ERIC Number: ED305737
Record Type: RIE
Publication Date: 1988-Apr
Pages: 20
Abstractor: N/A
ISBN: N/A
ISSN: N/A
EISSN: N/A
Curriculum as Structured Inequality.
Goodson, Ivor
This paper addresses the social context of curriculum construction and development to show the relationship between school curricula and patterns of social organization control. The first section traces the history of the concept of curriculum based on sequence, prescription, and differentiation and links this concept to the prevailing ideology of Calvinism and the social requirements of the industrial revolution and the rise of capitalism. By the 20th century, the batch production rhetoric of the "classroom system" (lessons, subjects, timetables, grading, standardization, and streaming) had become so pervasive that it successfully achieved a normative status, creating standards against which all subsequent educational innovations came to be judged. This dominant epistemology was based on the trilogy of pedagogy, curriculum, and evaluation, creating a hierarchy of status and resources for academic subjects, academic examinations, and able students, with university knowledge and university scholars at the apex. The second section is a critique of this dominant epistemology and institutionalized system of state schooling, comparing it with antecedents and suggesting egalitarian alternatives based on the centrality of dialogue and flexibility in the learning process. (TE)

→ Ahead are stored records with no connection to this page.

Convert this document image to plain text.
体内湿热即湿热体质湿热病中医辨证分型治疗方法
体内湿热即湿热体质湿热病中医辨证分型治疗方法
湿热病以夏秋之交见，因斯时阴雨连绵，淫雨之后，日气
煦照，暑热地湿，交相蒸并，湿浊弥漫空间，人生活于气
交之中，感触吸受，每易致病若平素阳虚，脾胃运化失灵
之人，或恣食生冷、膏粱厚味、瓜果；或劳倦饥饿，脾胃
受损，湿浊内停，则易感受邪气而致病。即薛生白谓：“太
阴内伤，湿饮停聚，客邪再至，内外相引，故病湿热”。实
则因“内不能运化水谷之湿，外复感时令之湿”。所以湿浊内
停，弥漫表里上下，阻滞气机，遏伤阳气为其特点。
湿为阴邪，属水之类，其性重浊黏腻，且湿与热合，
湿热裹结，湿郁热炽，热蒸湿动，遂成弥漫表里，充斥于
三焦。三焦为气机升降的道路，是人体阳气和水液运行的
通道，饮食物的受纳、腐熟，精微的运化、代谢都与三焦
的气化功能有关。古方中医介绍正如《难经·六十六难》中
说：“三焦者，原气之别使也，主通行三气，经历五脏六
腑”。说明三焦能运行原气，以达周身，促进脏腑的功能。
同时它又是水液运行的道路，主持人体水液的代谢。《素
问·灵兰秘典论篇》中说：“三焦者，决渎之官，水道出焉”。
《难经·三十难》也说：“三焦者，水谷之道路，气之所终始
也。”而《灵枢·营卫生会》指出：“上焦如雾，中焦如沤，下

Descriptors: Curriculum, Educational History, Educational Philosophy, Elementary Secondary Education, Epistemology, Equal Education, Foundations of Education, Hidden Curriculum, Humanistic Education, Ideology, Industrialization, Marxian Analysis, Puritans, Social Control, Social Values, Socioeconomic Influences
Publication Type: Opinion Papers; Speeches/Meeting Papers
Education Level: N/A
Audience: N/A
Language: English
Sponsor: N/A
Authoring Institution: N/A
Grant or Contract Numbers: N/A
Note: Paper presented at the Annual Meeting of the American Educational Research Association (New Orleans, LA, April 5-9, 1988).